I was eating my fast food lunch on a patio enjoying the sun. It was just a quick meal before getting down to work on an ordinary day. Then came the inconvenient interruption. A young woman and her 5-year-old daughter approached me and asked if I could help them with money for lunch.
I was caught off guard. Usually the people who ask for help are guys who looked like they were on drugs or had too much to drink. This young woman was well dressed, trendy. It was awkward. I had no cash. I was in the middle of eating. She was earnest and I could tell she really just wanted food. So I picked up my tray and took her and her daughter into the store to buy them a meal on my credit card. She had even brought some coupons.
He didn’t take responsibility
I went back outside to my table. I didn’t feel comfortable sitting down with them to eat lunch, but I had this nagging suspicion that there might be a story of a non-committed guy in her life. I threw out my trash, went in for a refill and looked for them. They were sitting just in front of the refill station. I went over and started up conversation again.
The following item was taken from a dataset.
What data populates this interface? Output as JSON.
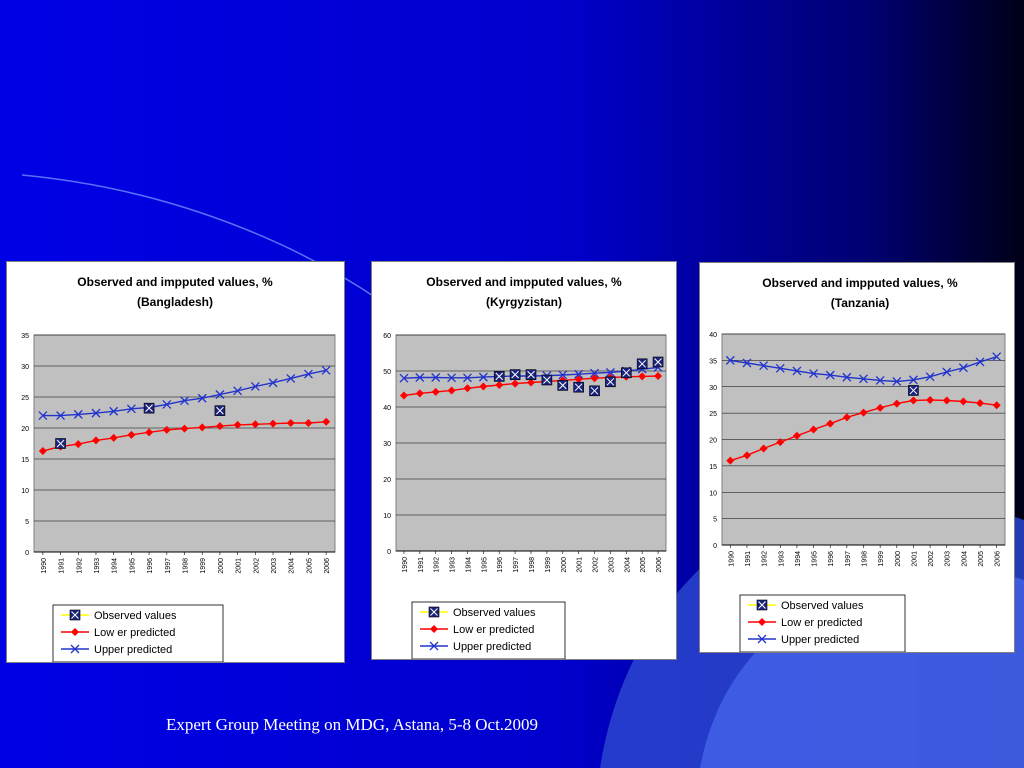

She told me about an abusive guy in her life that had not taken responsibility. Here they are now, on their own, trying to make it. What connected with me was that the little girl was 5 years old and just had her first day of Kindergarten. Her mom didn’t even have money to take her to lunch. She was also about the same age as my little girl.
I don’t know the specifics of the situation. But one thing do I know: being a single parent is incredibly challenging. And this is the legacy this guy left behind – he didn’t take responsibility for his own kid. That’s how she is going to remember him.
How do you want to be remembered?
It made me wonder. What kind of man do I want to be known as? Do I want my daughter to remember me as one who abandoned her? Who abused her mom? Who didn’t provide for her? Who was uninvolved in her life? Of course not.
There seems to be a popular belief that men don’t have to commit and follow through on our actions and commitments. But that’s not true. If you are going to have a child, try everything in your power to make sure that she has all she needs to mature and grow and be protected and provided for. And remember that the way you treat the women in your life says a lot about what kind of man you are.
This brief lunchtime encounter left me with a lot to think about. I feel compassion for the mom and daughter. I feel angry with the guy because he didn’t stand up and provide for them. I don’t know the circumstances of this guy’s life, but in a way I feel bad for him as well. What a sad legacy to leave for a little girl. It was her first day of Kindergarten and he wasn’t part of the celebration.